Déclarations de Laurent Fabius lors de son déplacement au Cameroun (21 février 2015)

J’achève le premier jour de ma visite au Cameroun. J’ai décidé de consacrer deux journées au Tchad, au Cameroun et au Niger où je me trouverai demain. Pourquoi ? Parce que ces pays sont des pays amis et qu’ils sont sous la menace extrêmement grave de Boko Haram. J’ai coutume de dire que Boko Haram, ce sont des faux religieux et des vrais criminels. C’est une secte extrêmement dangereuse qu’il faut combattre.

La France est l’amie du Cameroun et donc il est tout à fait légitime que nous soyons là – aujourd’hui c’est le ministre des Affaires étrangères – pour dire notre soutien au Cameroun dans sa lutte, pour dire notre solidarité et pour dire ce que j’ai dit tout à l’heure au président Biya – le président du Cameroun – que nous voulons saluer le courage des Camerounais. Vous avez subi des pertes, aussi bien sur le plan militaire que sur le plan de la population civile et j’ai présenté au nom du président français mes condoléances au président du Cameroun. Notre solidarité sur tous les plans car le choix que vous avez fait de combattre Boko Haram, c’est un choix légitime. Notre solidarité sur le plan international, puisque nous apportons des renseignements, nous apportons des éléments de formation, pour les troupes qui sont engagées. Notre solidarité sur le plan diplomatique, il a été décidé par les Africains de constituer une force de 8700 hommes, celle-ci a été approuvée par l’Union africaine et maintenant il faut que les Nations unies à leur tour approuvent cette force.

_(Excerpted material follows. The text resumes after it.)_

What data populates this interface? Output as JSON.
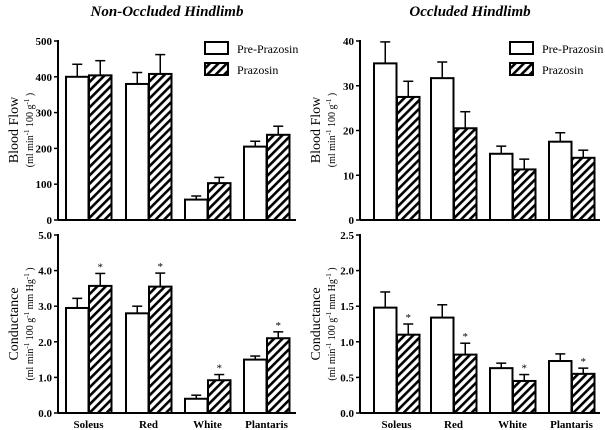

Nous, la France, qui sommes membre permanent du Conseil de sécurité, nous allons travailler avec nos amis tchadiens, nos amis camerounais, nos amis nigériens, nos amis nigérians, pour faire approuver cette force. Ce qui aura pour effet de lui donner une grande légitimé internationale et aussi, nous l’espérons, d’alléger le fardeau financier. Parce qu’un autre aspect qui est très important, et dont j’ai discuté bien sûr avec le président du Cameroun, c’est le coût que tout cela représente. Nous sommes dans une situation économique qui déjà est difficile, mais en plus il y a les charges que cela représente pour les pays concernés. C’est la raison pour laquelle, outre l’aide que la France apporte, nous allons augmenter notre aide sur le plan humanitaire, nous voulons qu’il y ait une conférence des donateurs qui permette d’alléger la charge pour les pays concernés, et singulièrement pour le Cameroun.

Puisque je parle économie, je voudrais confirmer, cela n’est pas toujours connu de la population camerounaise alors qu’il faut que nous puissions le dire, qu’il a été décidé de convertir un certain nombre de dettes qu’avait le Cameroun en investissements, parce qu’il est beaucoup plus intéressant bien sûr que tout cela puisse être consacré à l’investissement. Et nous avons fait la liste d’un certain nombre de projets concrets qui pourront donner de l’emploi aux Camerounais, que ce soit d’ailleurs au nord, ou que ce soit au centre ou au sud de votre beau pays. Voilà, le message principal que je souhaite que vous reteniez de cette visite, c’est la solidarité et le soutien de la France à l’égard d’un Cameroun qui se montre particulièrement courageux.